Every day, it seems, we read about further declines in levels of trust. As a result, business leaders increasingly pontificate about the need to restore trust, and they’re right to be worried.
Trust is money. It delivers improved cashflow, higher valuations, faster times to market, competitive edge. Without it, everything takes longer, is more complex and often, vastly more costly.
Most leaders now regard trust as the hidden asset on their balance sheets, worth – in some cases – billions.
Paul Zak, director of the Centre for Neuroeconomic Studies at Claremont Graduate University in California, says that personal trust is a strong predictor of a country’s wealth and prosperity. “High-trust countries tend to grow much more rapidly than low-trust countries. Trust really is a kind of economic lubricant, resulting in a government sector that works well, a social sector that works well and an economy that also works well,” he says.
So, trust matters, and is essential to progress.
Restoring trust though is misleading as a concept. It is very hard to think about what to do with that concept. The thing we forget about trust, is that it only occurs in relationships. A better concept is that relationships are the engines of success, and we need to focus on the health of our key relationships. We can do something about that.
Building a climate of trust in relationships requires emotional intelligence. Knowing how to create a positive relationship with employees, customers, suppliers, the local community, society and shareholders is becoming the fundamental element for long-term success.
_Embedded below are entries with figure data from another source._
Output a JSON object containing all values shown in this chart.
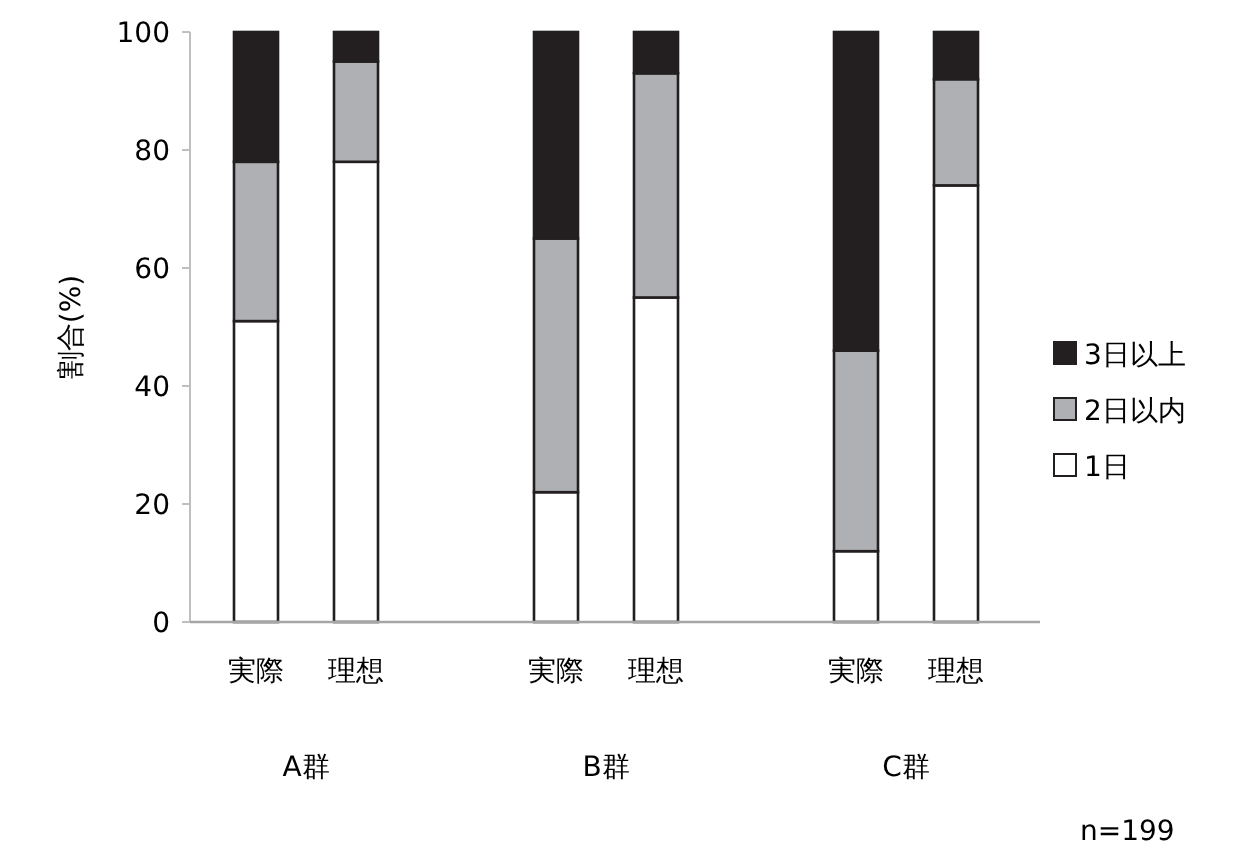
{
  "chart_data": {
    "type": "bar",
    "stacked": true,
    "ylabel": "割合(%)",
    "categories": [
      "実際",
      "理想",
      "実際",
      "理想",
      "実際",
      "理想"
    ],
    "series": [
      {
        "name": "1日",
        "color": "#ffffff",
        "values": [
          51,
          78,
          22,
          55,
          12,
          74
        ]
      },
      {
        "name": "2日以内",
        "color": "#aeb0b3",
        "values": [
          27,
          17,
          43,
          38,
          34,
          18
        ]
      },
      {
        "name": "3日以上",
        "color": "#231f20",
        "values": [
          22,
          5,
          35,
          7,
          54,
          8
        ]
      }
    ],
    "ylim": [
      0,
      100
    ],
    "yticks": [
      0,
      20,
      40,
      60,
      80,
      100
    ],
    "grid": false,
    "legend": "right",
    "annotations": [
      "A群",
      "B群",
      "C群",
      "n=199"
    ]
  }
}
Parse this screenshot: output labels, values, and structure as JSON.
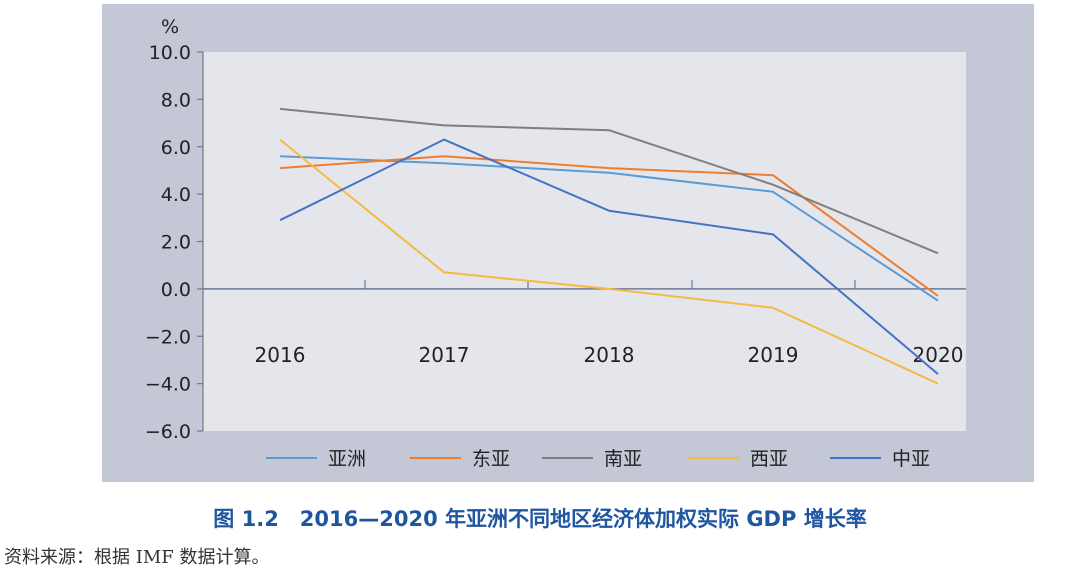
{
  "caption": "图 1.2　2016—2020 年亚洲不同地区经济体加权实际 GDP 增长率",
  "source_note": "资料来源：根据 IMF 数据计算。",
  "chart_data": {
    "type": "line",
    "title": "",
    "xlabel": "",
    "ylabel": "%",
    "x": [
      "2016",
      "2017",
      "2018",
      "2019",
      "2020"
    ],
    "ylim": [
      -6.0,
      10.0
    ],
    "yticks": [
      "10.0",
      "8.0",
      "6.0",
      "4.0",
      "2.0",
      "0.0",
      "−2.0",
      "−4.0",
      "−6.0"
    ],
    "ytick_values": [
      10,
      8,
      6,
      4,
      2,
      0,
      -2,
      -4,
      -6
    ],
    "grid": false,
    "legend_position": "bottom",
    "series": [
      {
        "name": "亚洲",
        "color": "#5b9bd5",
        "values": [
          5.6,
          5.3,
          4.9,
          4.1,
          -0.5
        ]
      },
      {
        "name": "东亚",
        "color": "#ed7d31",
        "values": [
          5.1,
          5.6,
          5.1,
          4.8,
          -0.3
        ]
      },
      {
        "name": "南亚",
        "color": "#7f7f7f",
        "values": [
          7.6,
          6.9,
          6.7,
          4.4,
          1.5
        ]
      },
      {
        "name": "西亚",
        "color": "#f4b942",
        "values": [
          6.3,
          0.7,
          0.0,
          -0.8,
          -4.0
        ]
      },
      {
        "name": "中亚",
        "color": "#4472c4",
        "values": [
          2.9,
          6.3,
          3.3,
          2.3,
          -3.6
        ]
      }
    ],
    "colors": {
      "panel_bg": "#c4c7d6",
      "plot_bg": "#e5e6ec",
      "axis": "#6d7a94"
    }
  }
}
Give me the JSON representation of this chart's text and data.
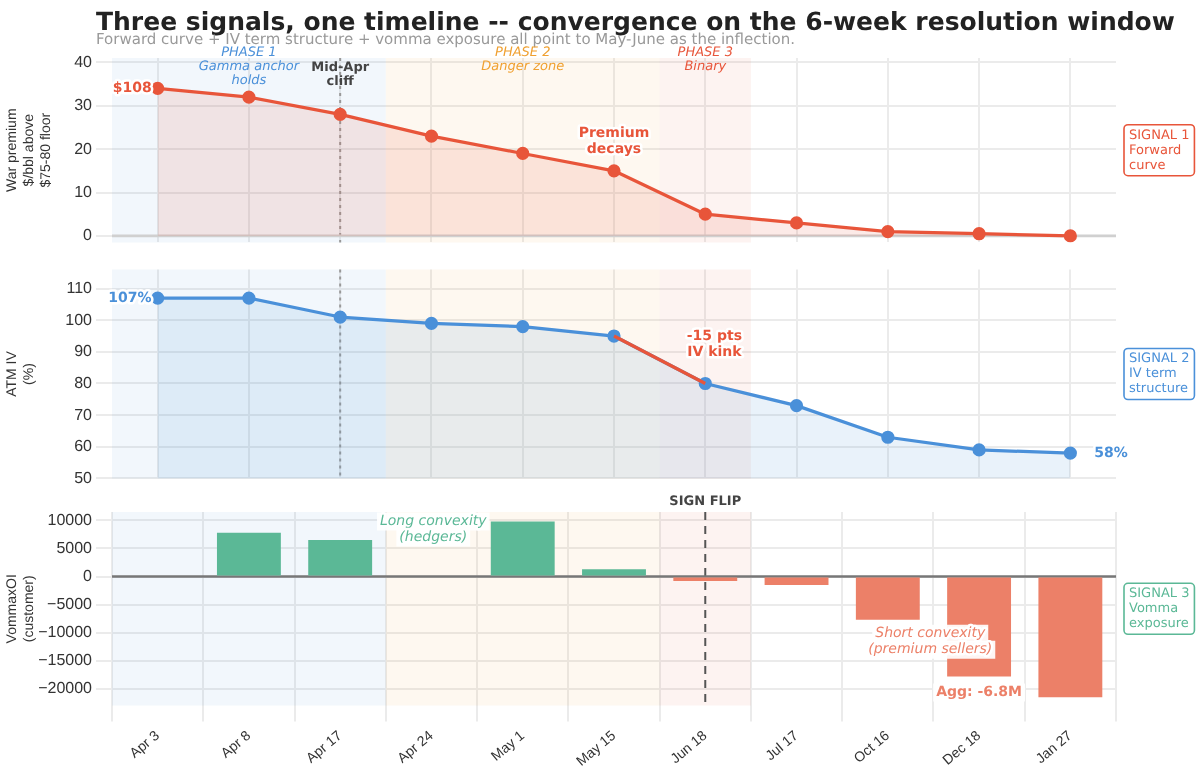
{
  "chart_data": [
    {
      "type": "area",
      "title": "Three signals, one timeline -- convergence on the 6-week resolution window",
      "subtitle": "Forward curve + IV term structure + vomma exposure all point to May-June as the inflection.",
      "ylabel": "War premium\n$/bbl above\n$75-80 floor",
      "categories": [
        "Apr 3",
        "Apr 8",
        "Apr 17",
        "Apr 24",
        "May 1",
        "May 15",
        "Jun 18",
        "Jul 17",
        "Oct 16",
        "Dec 18",
        "Jan 27"
      ],
      "series": [
        {
          "color": "#e8553a",
          "values": [
            34,
            32,
            28,
            23,
            19,
            15,
            5,
            3,
            1,
            0.5,
            0
          ]
        }
      ],
      "ylim": [
        -1.5,
        41
      ],
      "yticks": [
        0,
        10,
        20,
        30,
        40
      ],
      "grid": true,
      "tick_labels": "y",
      "marker": "circle",
      "bands": [
        {
          "axis": "x",
          "from": "Apr 3",
          "to": "Apr 17",
          "label": "PHASE 1\nGamma anchor\nholds",
          "color": "#4a90d9"
        },
        {
          "axis": "x",
          "from": "Apr 24",
          "to": "May 15",
          "label": "PHASE 2\nDanger zone",
          "color": "#f0a030"
        },
        {
          "axis": "x",
          "from": "Jun 18",
          "to": "Jun 18",
          "label": "PHASE 3\nBinary",
          "color": "#e8553a"
        }
      ],
      "ref_lines": [
        {
          "axis": "x",
          "value": "Apr 17",
          "label": "Mid-Apr\ncliff",
          "line_style": "dotted",
          "color": "#999999"
        },
        {
          "axis": "y",
          "value": 0,
          "color": "#d0d0d0"
        }
      ],
      "annotations": [
        {
          "text": "$108",
          "x": "Apr 3",
          "y": 34
        },
        "Premium\ndecays",
        "SIGNAL 1\nForward\ncurve"
      ]
    },
    {
      "type": "area",
      "ylabel": "ATM IV\n(%)",
      "categories": [
        "Apr 3",
        "Apr 8",
        "Apr 17",
        "Apr 24",
        "May 1",
        "May 15",
        "Jun 18",
        "Jul 17",
        "Oct 16",
        "Dec 18",
        "Jan 27"
      ],
      "series": [
        {
          "color": "#4a90d9",
          "values": [
            107,
            107,
            101,
            99,
            98,
            95,
            80,
            73,
            63,
            59,
            58
          ]
        },
        {
          "type": "line",
          "marker": "none",
          "color": "#e8553a",
          "values": [
            null,
            null,
            null,
            null,
            null,
            95,
            80,
            null,
            null,
            null,
            null
          ]
        }
      ],
      "ylim": [
        50,
        116
      ],
      "yticks": [
        50,
        60,
        70,
        80,
        90,
        100,
        110
      ],
      "grid": true,
      "tick_labels": "y",
      "marker": "circle",
      "bands": [
        {
          "axis": "x",
          "from": "Apr 3",
          "to": "Apr 17",
          "color": "#4a90d9"
        },
        {
          "axis": "x",
          "from": "Apr 24",
          "to": "May 15",
          "color": "#f0a030"
        },
        {
          "axis": "x",
          "from": "Jun 18",
          "to": "Jun 18",
          "color": "#e8553a"
        }
      ],
      "ref_lines": [
        {
          "axis": "x",
          "value": "Apr 17",
          "line_style": "dotted",
          "color": "#999999"
        }
      ],
      "annotations": [
        {
          "text": "107%",
          "x": "Apr 3",
          "y": 107
        },
        "-15 pts\nIV kink",
        {
          "text": "58%",
          "x": "Jan 27",
          "y": 58
        },
        "SIGNAL 2\nIV term\nstructure"
      ]
    },
    {
      "type": "bar",
      "ylabel": "VommaxOI\n(customer)",
      "categories": [
        "Apr 3",
        "Apr 8",
        "Apr 17",
        "Apr 24",
        "May 1",
        "May 15",
        "Jun 18",
        "Jul 17",
        "Oct 16",
        "Dec 18",
        "Jan 27"
      ],
      "values": [
        null,
        7800,
        6500,
        null,
        9800,
        1300,
        -800,
        -1500,
        -7700,
        -17800,
        -21500
      ],
      "colors": [
        "#5bb896",
        "#5bb896",
        "#5bb896",
        "#5bb896",
        "#5bb896",
        "#5bb896",
        "#ec8068",
        "#ec8068",
        "#ec8068",
        "#ec8068",
        "#ec8068"
      ],
      "ylim": [
        -23000,
        11500
      ],
      "yticks": [
        -20000,
        -15000,
        -10000,
        -5000,
        0,
        5000,
        10000
      ],
      "grid": true,
      "bands": [
        {
          "axis": "x",
          "from": "Apr 3",
          "to": "Apr 17",
          "color": "#4a90d9"
        },
        {
          "axis": "x",
          "from": "Apr 24",
          "to": "May 15",
          "color": "#f0a030"
        },
        {
          "axis": "x",
          "from": "Jun 18",
          "to": "Jun 18",
          "color": "#e8553a"
        }
      ],
      "ref_lines": [
        {
          "axis": "x",
          "value": "Jun 18",
          "label": "SIGN FLIP",
          "line_style": "dashed",
          "color": "#555555"
        },
        {
          "axis": "y",
          "value": 0,
          "color": "#777777"
        }
      ],
      "annotations": [
        "Long convexity\n(hedgers)",
        "Short convexity\n(premium sellers)",
        {
          "text": "Agg: -6.8M",
          "x": "Dec 18",
          "y": -17800
        },
        "SIGNAL 3\nVomma\nexposure"
      ]
    }
  ]
}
At the heart of what leaders need to worry about is the idea that their very future is pegged to the strength of the relationships they have with all the people upon whom their success depends. Those relationships are not only precious, but also increasingly fragile. The reason is because relationships change, and in a world transforming at the speed of thought, power has spilled out of the corridors of government and big business and onto the street. Here, people have become less deferential and much more demanding. Why? It is because they have greater access to information and to each other. That means they have much more choice – and they’re getting smarter. Not only are they smarter, but they are also faster than most companies are able to respond. To them, trust is as critical as delivery, and they sit in judgement of every act and every utterance of leaders. If they don’t like what they see or hear, if they lose trust in a company or brand, they can walk out of this relationship and into another, just like that.
The worst risk is therefore not in the loss of reputation, but rather in the consequences of a bad reputation – the destruction of relationships. So you could argue that managing reputation is actually about managing the risks around the intangible asset of relationships – for it is upon these relationships that the future of the company depends.
And if it is all about relationships, we need to spend more time fundamentally understanding those relationships, and the drivers of trust within them. That means a great deal more time measuring and monitoring (The Science). With that understanding, we can put more positive emotion in to how we relate to these people, and how we communicate with them (The Art).
Trust is an emotion, and essential to our future economic wellbeing. We won’t restore it unless we remember that we need to put more emotionally intelligent thinking into our decision making.
If leaders are to be successful in restoring trust, it will take both heart and science to do so.